An advanced layered MPP architecture for industrial imaging

Abstract

The massively parallel hardware approach to computer vision is a relatively new area. The traditional approach uses a parallel general-purpose computer that runs software to take advantage of the parallel processors. The number of parallel processors has varied from two up to a processor per pixel, at least in theory. The proposed approach is ideologically different. This research advocates the processing to be accomplished in layers that are totally parallel, especially at the lower levels. This approach uses dedicated hardware architectures, as opposed to the general-purpose processor, which are customer-oriented and application specific in nature. The system is composed of a new image layer, local communicator layer, processing element layer, and a main control unit.
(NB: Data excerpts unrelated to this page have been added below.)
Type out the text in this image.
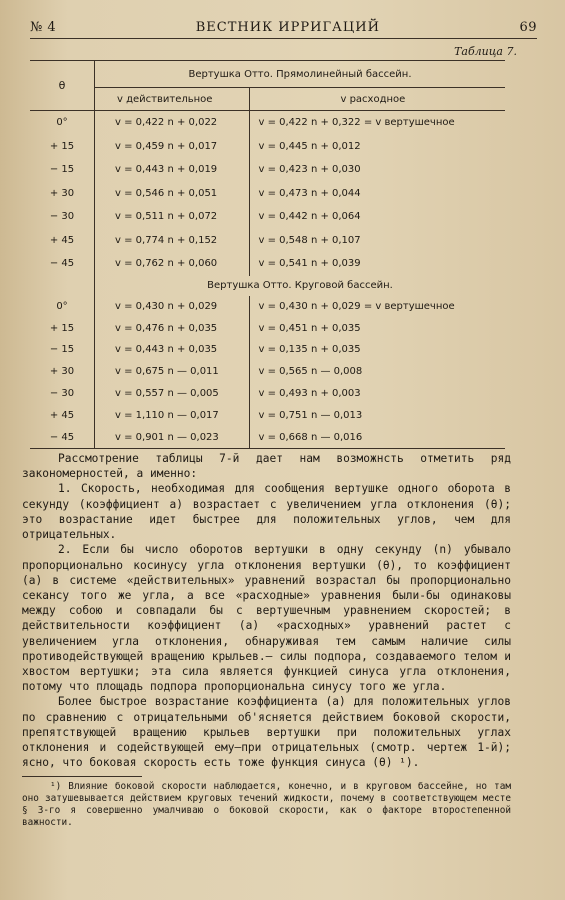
№ 4	ВЕСТНИК ИРРИГАЦИЙ	69
Таблица 7.
θ	Вертушка Отто. Прямолинейный бассейн.	
	v действительное	v расходное
0°	v = 0,422 n + 0,022	v = 0,422 n + 0,322 = v вертушечное
+ 15	v = 0,459 n + 0,017	v = 0,445 n + 0,012
− 15	v = 0,443 n + 0,019	v = 0,423 n + 0,030
+ 30	v = 0,546 n + 0,051	v = 0,473 n + 0,044
− 30	v = 0,511 n + 0,072	v = 0,442 n + 0,064
+ 45	v = 0,774 n + 0,152	v = 0,548 n + 0,107
− 45	v = 0,762 n + 0,060	v = 0,541 n + 0,039
	Вертушка Отто. Круговой бассейн.	
0°	v = 0,430 n + 0,029	v = 0,430 n + 0,029 = v вертушечное
+ 15	v = 0,476 n + 0,035	v = 0,451 n + 0,035
− 15	v = 0,443 n + 0,035	v = 0,135 n + 0,035
+ 30	v = 0,675 n — 0,011	v = 0,565 n — 0,008
− 30	v = 0,557 n — 0,005	v = 0,493 n + 0,003
+ 45	v = 1,110 n — 0,017	v = 0,751 n — 0,013
− 45	v = 0,901 n — 0,023	v = 0,668 n — 0,016

Рассмотрение таблицы 7-й дает нам возможнсть отметить ряд закономерностей, а именно:

1. Скорость, необходимая для сообщения вертушке одного оборота в секунду (коэффициент а) возрастает с увеличением угла отклонения (θ); это возрастание идет быстрее для положительных углов, чем для отрицательных.

2. Если бы число оборотов вертушки в одну секунду (n) убывало пропорционально косинусу угла отклонения вертушки (θ), то коэффициент (а) в системе «действительных» уравнений возрастал бы пропорционально секансу того же угла, а все «расходные» уравнения были-бы одинаковы между собою и совпадали бы с вертушечным уравнением скоростей; в действительности коэффициент (а) «расходных» уравнений растет с увеличением угла отклонения, обнаруживая тем самым наличие силы противодействующей вращению крыльев.— силы подпора, создаваемого телом и хвостом вертушки; эта сила является функцией синуса угла отклонения, потому что площадь подпора пропорциональна синусу того же угла.

Более быстрое возрастание коэффициента (а) для положительных углов по сравнению с отрицательными об'ясняется действием боковой скорости, препятствующей вращению крыльев вертушки при положительных углах отклонения и содействующей ему—при отрицательных (смотр. чертеж 1-й); ясно, что боковая скорость есть тоже функция синуса (θ) ¹).

¹) Влияние боковой скорости наблюдается, конечно, и в круговом бассейне, но там оно затушевывается действием круговых течений жидкости, почему в соответствующем месте § 3-го я совершенно умалчиваю о боковой скорости, как о факторе второстепенной важности.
The PE design is facilitated by the development of a CAD designer tool. The goals of this research are to reduce PE complexity, reduce communication bottlenecks, provide for higher speed and throughput, and provide accessibility to portability requirements. The issues that require consideration includes: speed, throughput, system flexibility, system tolerance, and portability. This is why it is critical to determine at what stage of the VLSI design the designer should start to consider these effects. This research proposes to solve the aforementioned problems, in addition to presenting the advantages of the application-specific massively parallel hardware architecture for image recognition systems. This paper presents the background and developments, the technical summary, recommended areas of application, and conclusion.